Like generations of sailors, dung beetles use the stars in the night sky to find their way. That’s the conclusion made by a team of researchers who studied the behaviors of these insects. When dung beetles come across a fresh pile of poo, the competition is incredibly fierce. The bugs have to roll a ball of dung and then quickly move it away from the large pile to keep it from others that want to steal it away. What interested researchers was the way the beetles are able to move their dung balls in perfectly straight lines away from the pile.
The research team believed at first that the bugs were using the moon to orient themselves – but even on moonless nights the beetles’ escape routes tended to be straight. The scientists fitted dung beetles with little caps like the one in the images above to block their view of the night sky, and suddenly the bugs began rolling their dung balls in wild, unpredictable patterns.

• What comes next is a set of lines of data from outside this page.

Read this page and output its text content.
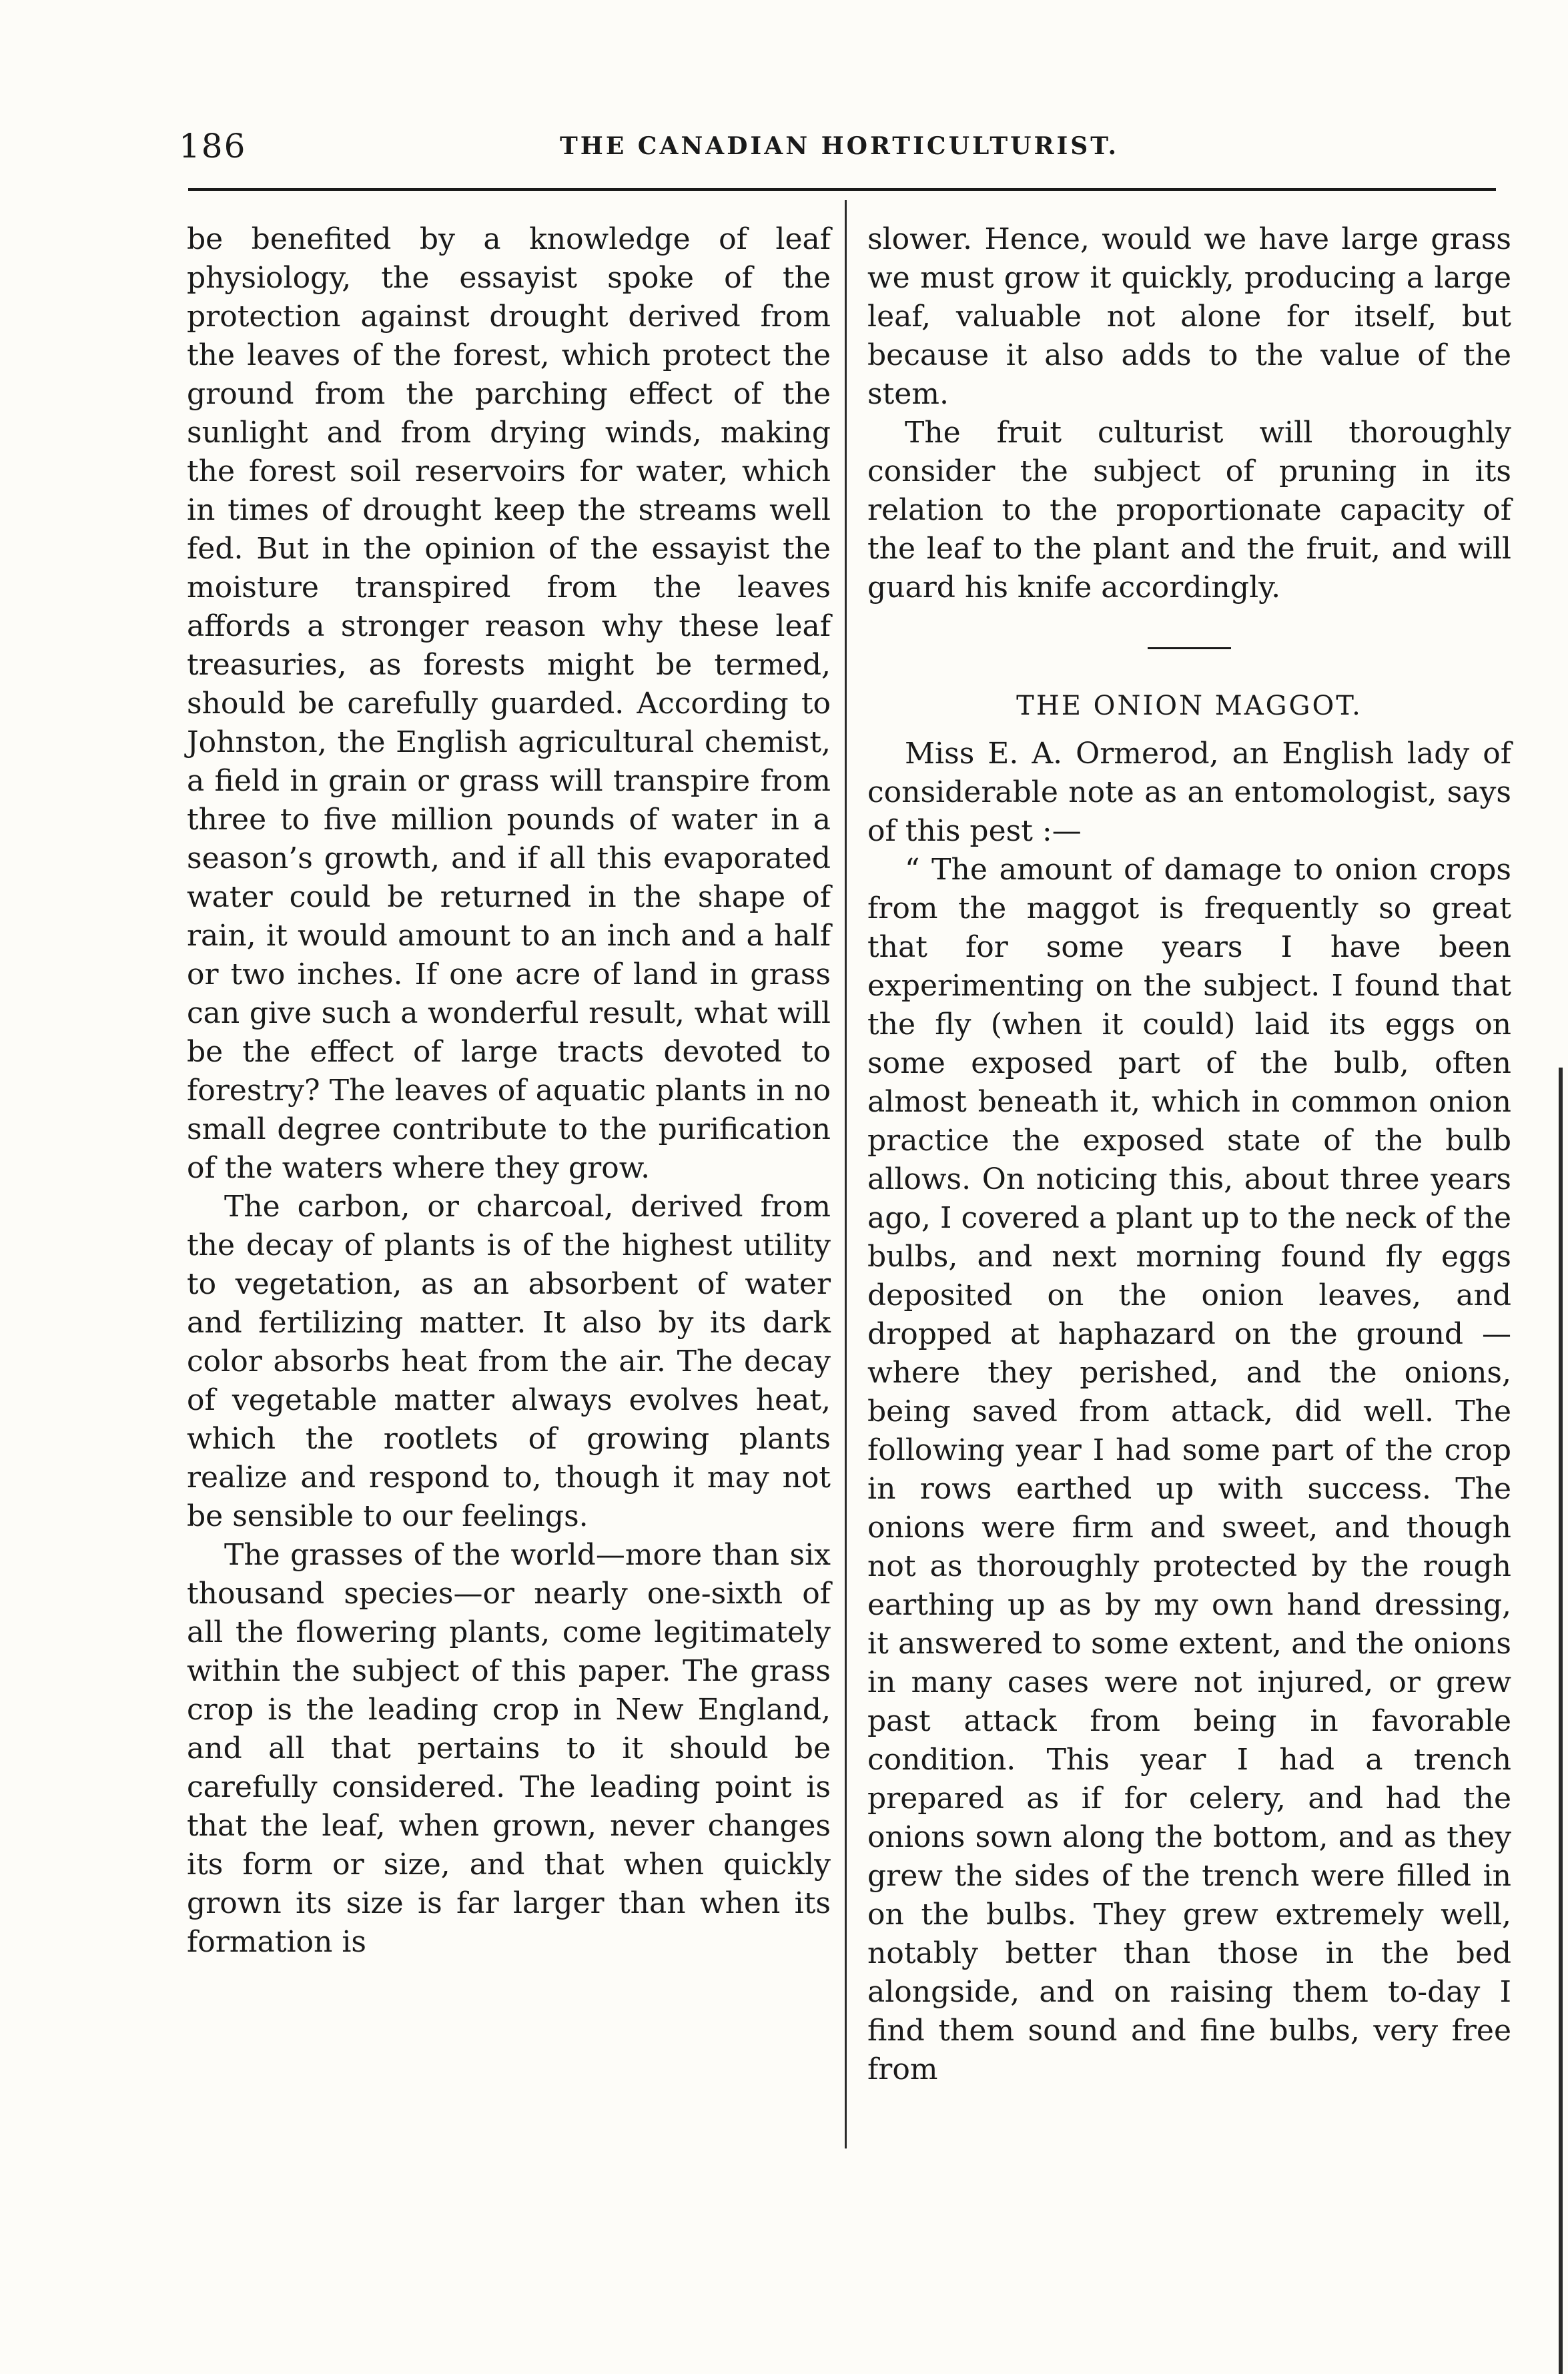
186	THE CANADIAN HORTICULTURIST.

be benefited by a knowledge of leaf physiology, the essayist spoke of the protection against drought derived from the leaves of the forest, which protect the ground from the parching effect of the sunlight and from drying winds, making the forest soil reservoirs for water, which in times of drought keep the streams well fed. But in the opinion of the essayist the moisture transpired from the leaves affords a stronger reason why these leaf treasuries, as forests might be termed, should be carefully guarded. According to Johnston, the English agricultural chemist, a field in grain or grass will transpire from three to five million pounds of water in a season’s growth, and if all this evaporated water could be returned in the shape of rain, it would amount to an inch and a half or two inches. If one acre of land in grass can give such a wonderful result, what will be the effect of large tracts devoted to forestry? The leaves of aquatic plants in no small degree contribute to the purification of the waters where they grow.

The carbon, or charcoal, derived from the decay of plants is of the highest utility to vegetation, as an absorbent of water and fertilizing matter. It also by its dark color absorbs heat from the air. The decay of vegetable matter always evolves heat, which the rootlets of growing plants realize and respond to, though it may not be sensible to our feelings.

The grasses of the world—more than six thousand species—or nearly one-sixth of all the flowering plants, come legitimately within the subject of this paper. The grass crop is the leading crop in New England, and all that pertains to it should be carefully considered. The leading point is that the leaf, when grown, never changes its form or size, and that when quickly grown its size is far larger than when its formation is

slower. Hence, would we have large grass we must grow it quickly, producing a large leaf, valuable not alone for itself, but because it also adds to the value of the stem.

The fruit culturist will thoroughly consider the subject of pruning in its relation to the proportionate capacity of the leaf to the plant and the fruit, and will guard his knife accordingly.

THE ONION MAGGOT.

Miss E. A. Ormerod, an English lady of considerable note as an entomologist, says of this pest :—

“ The amount of damage to onion crops from the maggot is frequently so great that for some years I have been experimenting on the subject. I found that the fly (when it could) laid its eggs on some exposed part of the bulb, often almost beneath it, which in common onion practice the exposed state of the bulb allows. On noticing this, about three years ago, I covered a plant up to the neck of the bulbs, and next morning found fly eggs deposited on the onion leaves, and dropped at haphazard on the ground — where they perished, and the onions, being saved from attack, did well. The following year I had some part of the crop in rows earthed up with success. The onions were firm and sweet, and though not as thoroughly protected by the rough earthing up as by my own hand dressing, it answered to some extent, and the onions in many cases were not injured, or grew past attack from being in favorable condition. This year I had a trench prepared as if for celery, and had the onions sown along the bottom, and as they grew the sides of the trench were filled in on the bulbs. They grew extremely well, notably better than those in the bed alongside, and on raising them to-day I find them sound and fine bulbs, very free from
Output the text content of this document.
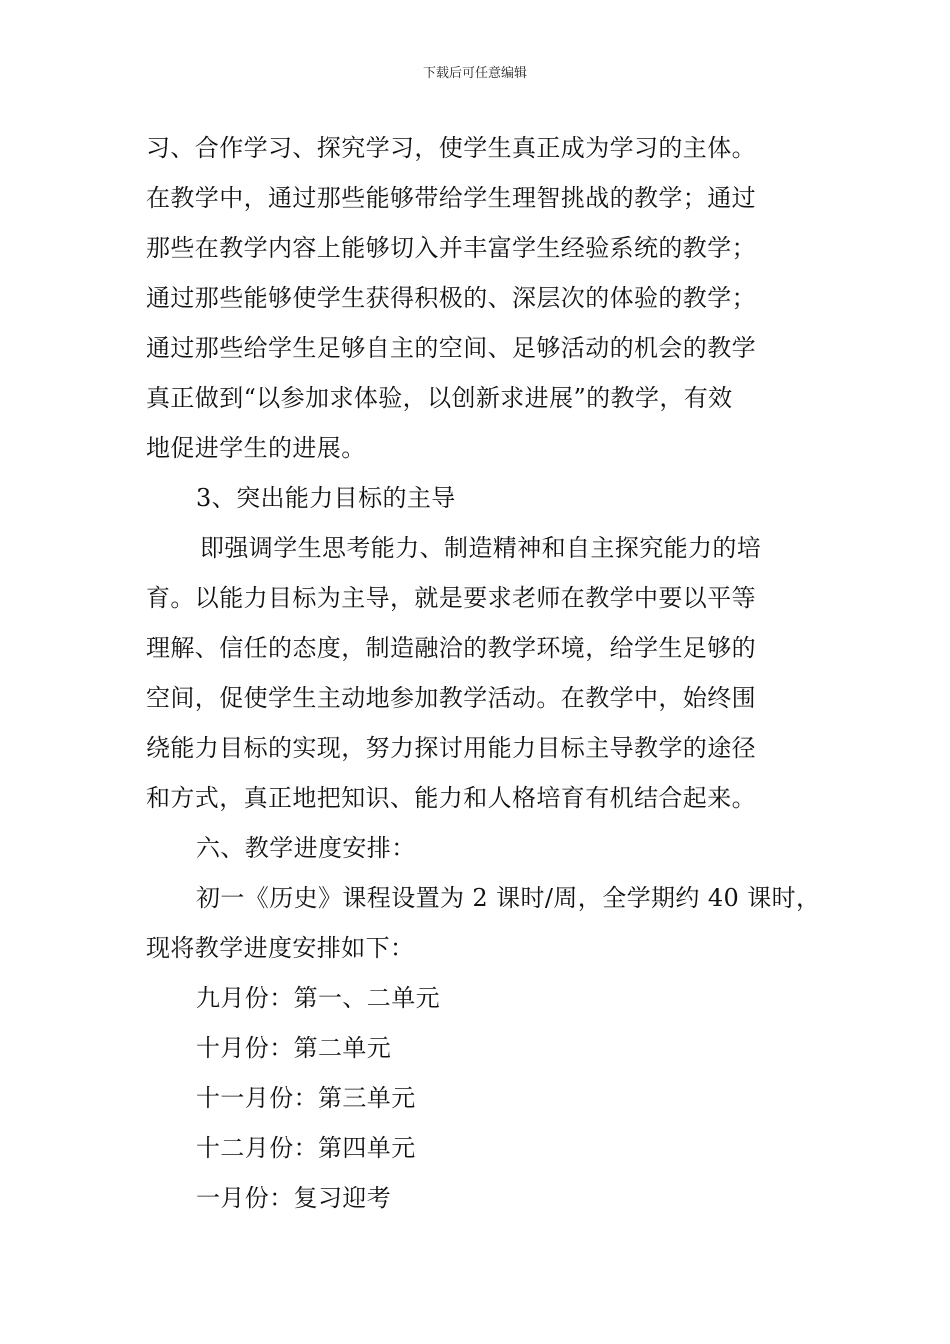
下载后可任意编辑
习、合作学习、探究学习，使学生真正成为学习的主体。
在教学中，通过那些能够带给学生理智挑战的教学；通过
那些在教学内容上能够切入并丰富学生经验系统的教学；
通过那些能够使学生获得积极的、深层次的体验的教学；
通过那些给学生足够自主的空间、足够活动的机会的教学
真正做到“以参加求体验，以创新求进展”的教学，有效
地促进学生的进展。
3、突出能力目标的主导
即强调学生思考能力、制造精神和自主探究能力的培
育。以能力目标为主导，就是要求老师在教学中要以平等
理解、信任的态度，制造融洽的教学环境，给学生足够的
空间，促使学生主动地参加教学活动。在教学中，始终围
绕能力目标的实现，努力探讨用能力目标主导教学的途径
和方式，真正地把知识、能力和人格培育有机结合起来。
六、教学进度安排：
初一《历史》课程设置为 2 课时/周，全学期约 40 课时，
现将教学进度安排如下：
九月份：第一、二单元
十月份：第二单元
十一月份：第三单元
十二月份：第四单元
一月份：复习迎考
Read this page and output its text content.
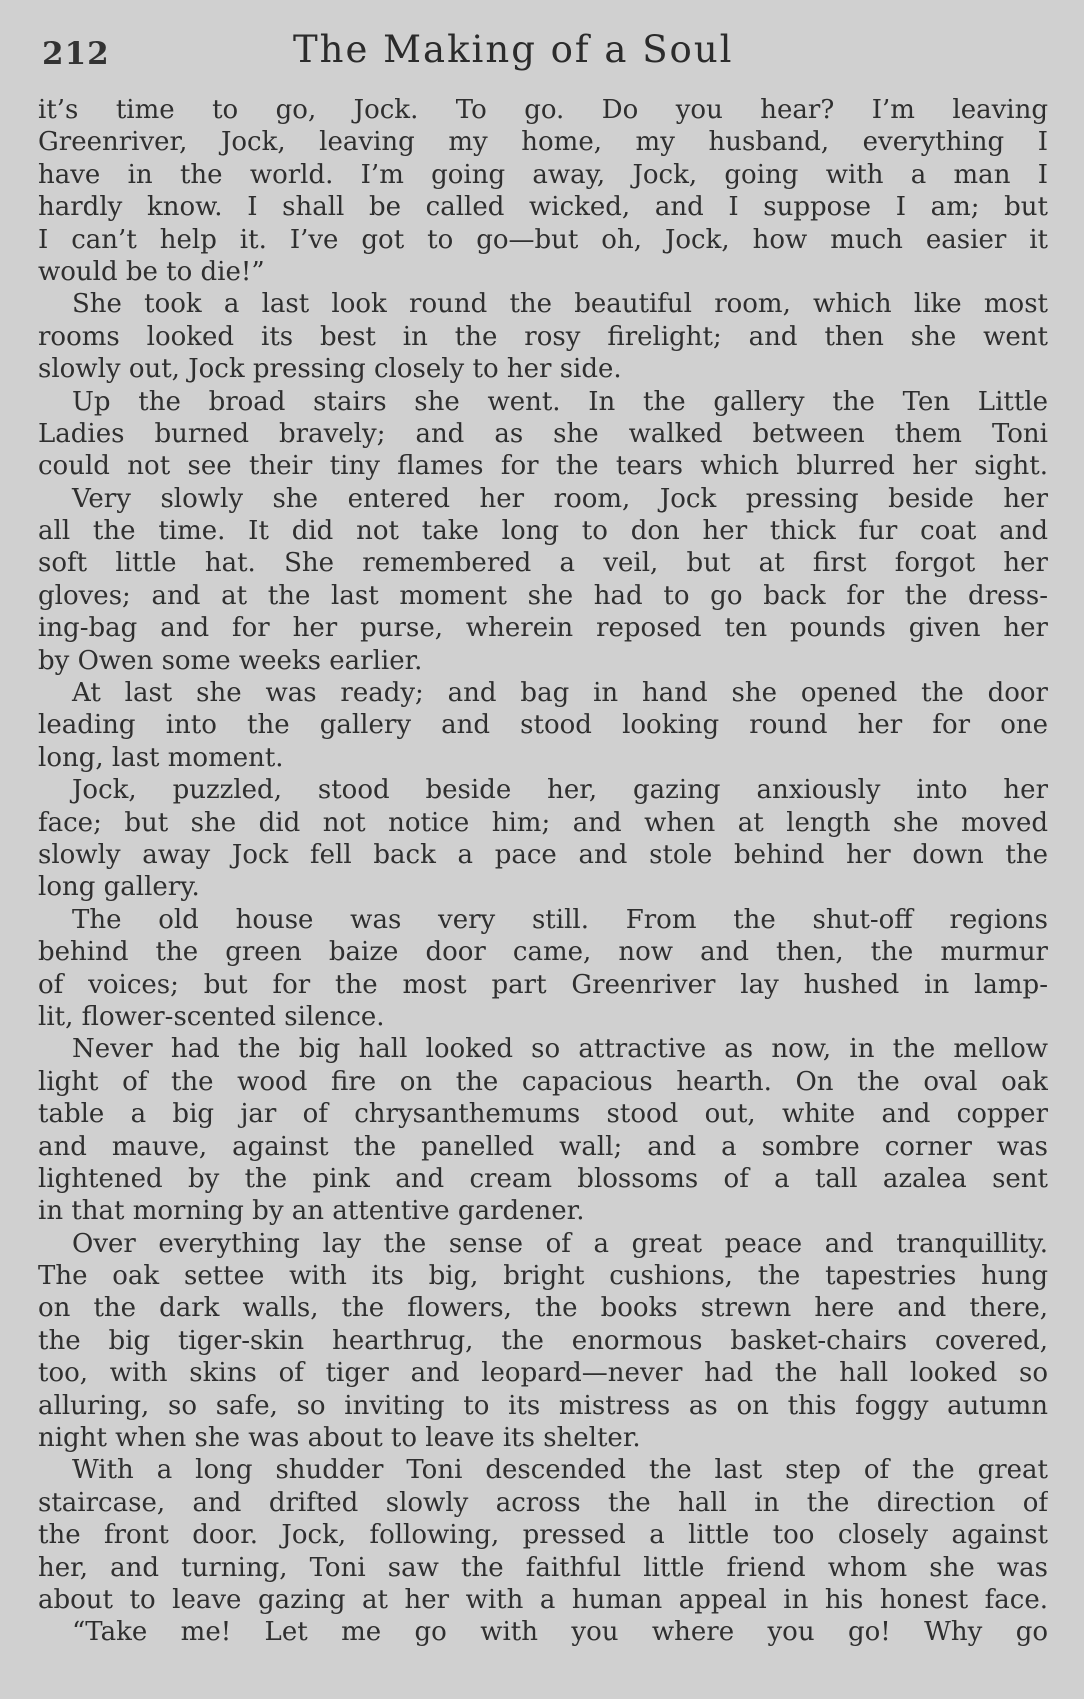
212	The Making of a Soul
it’s time to go, Jock. To go. Do you hear? I’m leaving
Greenriver, Jock, leaving my home, my husband, everything I
have in the world. I’m going away, Jock, going with a man I
hardly know. I shall be called wicked, and I suppose I am; but
I can’t help it. I’ve got to go—but oh, Jock, how much easier it
would be to die!”
She took a last look round the beautiful room, which like most
rooms looked its best in the rosy firelight; and then she went
slowly out, Jock pressing closely to her side.
Up the broad stairs she went. In the gallery the Ten Little
Ladies burned bravely; and as she walked between them Toni
could not see their tiny flames for the tears which blurred her sight.
Very slowly she entered her room, Jock pressing beside her
all the time. It did not take long to don her thick fur coat and
soft little hat. She remembered a veil, but at first forgot her
gloves; and at the last moment she had to go back for the dress-
ing-bag and for her purse, wherein reposed ten pounds given her
by Owen some weeks earlier.
At last she was ready; and bag in hand she opened the door
leading into the gallery and stood looking round her for one
long, last moment.
Jock, puzzled, stood beside her, gazing anxiously into her
face; but she did not notice him; and when at length she moved
slowly away Jock fell back a pace and stole behind her down the
long gallery.
The old house was very still. From the shut-off regions
behind the green baize door came, now and then, the murmur
of voices; but for the most part Greenriver lay hushed in lamp-
lit, flower-scented silence.
Never had the big hall looked so attractive as now, in the mellow
light of the wood fire on the capacious hearth. On the oval oak
table a big jar of chrysanthemums stood out, white and copper
and mauve, against the panelled wall; and a sombre corner was
lightened by the pink and cream blossoms of a tall azalea sent
in that morning by an attentive gardener.
Over everything lay the sense of a great peace and tranquillity.
The oak settee with its big, bright cushions, the tapestries hung
on the dark walls, the flowers, the books strewn here and there,
the big tiger-skin hearthrug, the enormous basket-chairs covered,
too, with skins of tiger and leopard—never had the hall looked so
alluring, so safe, so inviting to its mistress as on this foggy autumn
night when she was about to leave its shelter.
With a long shudder Toni descended the last step of the great
staircase, and drifted slowly across the hall in the direction of
the front door. Jock, following, pressed a little too closely against
her, and turning, Toni saw the faithful little friend whom she was
about to leave gazing at her with a human appeal in his honest face.
“Take me! Let me go with you where you go! Why go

As seen in the data set above, dung beetles were studied in several conditions: with a visible moon, with visible stars, with no visible night sky markers, and with a cap. In all cases, the bugs were able to find their way much faster when they could see the moon and/or stars as they rolled their dung balls. Specifically, the beetles used the Milky Way to navigate even when the moon wasn’t out. This makes dung beetles the first insects known to navigate by the galaxy, joining the ranks of other creatures like birds, seals and humans who do the same.